Oh, poor Lu Ann. We all knew you were boring, but did they really have to rub your face in it with this pathetic display as your boring, boring life flashed before your eyes? For the record, here are the last faces Lu Ann will see before she casts off this mortal coil and is swept up into Albert Pinkham Ryder’s celestial art sweatshop:

  • Margo, who has repeatedly failed to check up on Lu Ann when prompted due to laziness and/or self-absorption.
  • Tommie, who has repeatedly failed to check up on Lu Ann when prompted due to crippling self-loathing-induced agoraphobia and/or bad cell phone reception.
  • Professor Papagoras, who has repeatedly failed to check up on Lu Ann when prompted due to the fact all his time is now taken up screwing a 22-year-old.
  • Lu Ann’s cousin Blaze, who hasn’t been sidetracked from checking up on Lu Ann because it never occurred to him to do so in the first place, and who also wears a stupid cowboy hat at all times.
  • Lu Ann’s ex-boyfriend Alan, who had a cruel, immature freakout when he learned that Lu Ann had been engaged before he had met her, and who then gave her the keys to the evil haunted studio, and who has repeatedly failed to check up on Lu Ann when prompted due to peripatetic self-hatred. Lu Ann will miss him most of all, echoing Dorothy’s parting words to the brainless Scarecrow.

Figures not pictured in Lu Ann’s death fugue include:

  • Her parents.
  • Any other family members, including supposedly beloved cousin or niece or whatever Mim.
  • Her beloved now deceased husband, Mr. Powers, a fighter pilot shot down over Vietnam years ago.
  • Her former fiancé, what’s-his-name the billionaire janitor who went on to marry Margo’s rich client.
  • FBI Pete, the boyfriend she stole from Margo, the one with the dyslexic daughter she loved so much.

In fact, Lu Ann’s dying moments have proven a remarkable ability to elide out her former relationships.
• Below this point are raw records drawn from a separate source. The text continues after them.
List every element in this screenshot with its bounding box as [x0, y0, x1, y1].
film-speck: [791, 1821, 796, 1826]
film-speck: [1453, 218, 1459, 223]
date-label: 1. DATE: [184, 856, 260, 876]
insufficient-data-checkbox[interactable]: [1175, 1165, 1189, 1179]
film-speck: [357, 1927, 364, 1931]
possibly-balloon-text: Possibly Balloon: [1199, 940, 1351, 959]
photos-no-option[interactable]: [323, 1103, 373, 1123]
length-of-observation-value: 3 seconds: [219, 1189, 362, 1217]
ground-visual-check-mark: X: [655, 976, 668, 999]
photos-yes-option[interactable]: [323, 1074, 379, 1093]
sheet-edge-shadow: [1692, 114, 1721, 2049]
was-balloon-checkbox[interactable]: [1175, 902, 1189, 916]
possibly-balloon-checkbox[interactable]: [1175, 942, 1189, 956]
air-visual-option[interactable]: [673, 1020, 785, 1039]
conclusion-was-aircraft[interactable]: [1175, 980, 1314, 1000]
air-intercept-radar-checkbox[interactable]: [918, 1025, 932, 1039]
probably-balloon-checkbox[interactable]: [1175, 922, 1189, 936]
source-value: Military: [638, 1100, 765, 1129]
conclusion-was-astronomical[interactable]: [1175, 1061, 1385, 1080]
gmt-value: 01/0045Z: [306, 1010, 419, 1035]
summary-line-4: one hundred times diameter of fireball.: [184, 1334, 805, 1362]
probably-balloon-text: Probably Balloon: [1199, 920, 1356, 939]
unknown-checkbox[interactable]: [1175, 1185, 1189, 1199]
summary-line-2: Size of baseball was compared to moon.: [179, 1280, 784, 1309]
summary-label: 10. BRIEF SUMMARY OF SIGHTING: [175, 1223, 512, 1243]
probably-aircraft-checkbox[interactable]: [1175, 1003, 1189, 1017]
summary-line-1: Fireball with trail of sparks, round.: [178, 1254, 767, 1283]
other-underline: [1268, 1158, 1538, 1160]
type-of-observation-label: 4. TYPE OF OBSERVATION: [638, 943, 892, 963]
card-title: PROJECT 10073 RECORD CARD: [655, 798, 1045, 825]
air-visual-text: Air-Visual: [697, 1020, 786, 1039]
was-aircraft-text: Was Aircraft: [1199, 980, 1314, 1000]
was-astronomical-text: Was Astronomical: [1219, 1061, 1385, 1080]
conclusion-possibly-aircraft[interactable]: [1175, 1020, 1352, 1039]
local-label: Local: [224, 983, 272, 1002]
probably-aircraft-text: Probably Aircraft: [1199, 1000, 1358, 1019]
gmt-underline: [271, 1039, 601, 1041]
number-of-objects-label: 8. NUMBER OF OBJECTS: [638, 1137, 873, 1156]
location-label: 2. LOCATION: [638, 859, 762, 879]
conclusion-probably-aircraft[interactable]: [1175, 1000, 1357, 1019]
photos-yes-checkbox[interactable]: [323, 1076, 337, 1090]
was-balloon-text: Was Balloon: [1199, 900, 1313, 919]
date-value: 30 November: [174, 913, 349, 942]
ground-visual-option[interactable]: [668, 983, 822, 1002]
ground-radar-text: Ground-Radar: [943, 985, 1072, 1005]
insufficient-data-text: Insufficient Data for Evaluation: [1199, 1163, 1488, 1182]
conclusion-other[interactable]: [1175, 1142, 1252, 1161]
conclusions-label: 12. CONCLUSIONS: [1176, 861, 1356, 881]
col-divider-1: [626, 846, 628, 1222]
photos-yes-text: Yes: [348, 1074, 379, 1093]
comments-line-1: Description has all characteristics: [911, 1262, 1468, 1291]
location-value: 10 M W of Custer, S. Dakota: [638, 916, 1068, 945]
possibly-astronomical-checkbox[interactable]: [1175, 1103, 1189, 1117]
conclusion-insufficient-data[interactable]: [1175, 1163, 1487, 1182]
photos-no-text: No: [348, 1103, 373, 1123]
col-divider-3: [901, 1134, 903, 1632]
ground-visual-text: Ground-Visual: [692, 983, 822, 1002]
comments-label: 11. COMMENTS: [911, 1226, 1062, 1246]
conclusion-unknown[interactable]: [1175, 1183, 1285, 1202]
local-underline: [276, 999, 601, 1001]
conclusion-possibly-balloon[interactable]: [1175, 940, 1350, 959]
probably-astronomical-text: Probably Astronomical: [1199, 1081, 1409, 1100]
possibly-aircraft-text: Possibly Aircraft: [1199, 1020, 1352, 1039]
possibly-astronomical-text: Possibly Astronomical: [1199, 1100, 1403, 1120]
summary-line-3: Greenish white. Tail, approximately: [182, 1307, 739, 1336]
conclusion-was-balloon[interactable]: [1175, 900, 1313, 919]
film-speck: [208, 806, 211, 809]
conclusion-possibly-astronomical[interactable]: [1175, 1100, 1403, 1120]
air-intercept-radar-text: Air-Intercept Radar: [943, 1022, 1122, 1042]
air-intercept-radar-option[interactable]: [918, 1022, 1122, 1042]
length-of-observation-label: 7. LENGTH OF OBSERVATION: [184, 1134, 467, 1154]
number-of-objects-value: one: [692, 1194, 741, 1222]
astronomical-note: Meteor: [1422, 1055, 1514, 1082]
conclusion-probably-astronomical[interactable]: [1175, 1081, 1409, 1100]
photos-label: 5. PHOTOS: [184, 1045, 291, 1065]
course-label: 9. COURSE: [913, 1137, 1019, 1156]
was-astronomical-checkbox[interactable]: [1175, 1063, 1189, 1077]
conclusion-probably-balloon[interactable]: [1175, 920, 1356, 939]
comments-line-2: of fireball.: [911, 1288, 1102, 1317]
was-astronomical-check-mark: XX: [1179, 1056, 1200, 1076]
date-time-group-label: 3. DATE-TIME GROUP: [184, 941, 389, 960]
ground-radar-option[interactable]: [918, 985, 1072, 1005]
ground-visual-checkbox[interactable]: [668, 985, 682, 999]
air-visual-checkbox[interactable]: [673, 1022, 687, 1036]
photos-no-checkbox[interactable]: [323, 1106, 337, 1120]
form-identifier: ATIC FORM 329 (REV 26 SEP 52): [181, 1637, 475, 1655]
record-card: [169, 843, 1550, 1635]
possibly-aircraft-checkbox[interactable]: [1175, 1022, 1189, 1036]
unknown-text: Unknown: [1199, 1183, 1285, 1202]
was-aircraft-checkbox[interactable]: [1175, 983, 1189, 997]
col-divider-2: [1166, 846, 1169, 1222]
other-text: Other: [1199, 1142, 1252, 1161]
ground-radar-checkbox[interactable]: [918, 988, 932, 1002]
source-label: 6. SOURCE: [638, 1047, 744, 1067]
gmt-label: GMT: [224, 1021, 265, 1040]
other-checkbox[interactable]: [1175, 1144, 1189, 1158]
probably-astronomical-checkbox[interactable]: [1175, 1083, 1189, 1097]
I guess it will make things simpler when they all aren’t waiting for her in Dumb Girl Heaven.

Momma, 5/5/07

Good lord, but the youth of today irritate me with their twee, retro sensibilities. As if obsessing over vinyl records weren’t bad enough, now they’re all going in for antique cell phones from the mid-1980s, each one the size of a brick and sporting an eight-inch antenna. Damn kids!

Also, note to everybody: STOP THRUSTING YOUR PELVIS AT MARK TRAIL. HE DOES NOT ENJOY SEXUAL RELATIONS. HE WILL NOT RESPOND TO YOUR ADVANCES.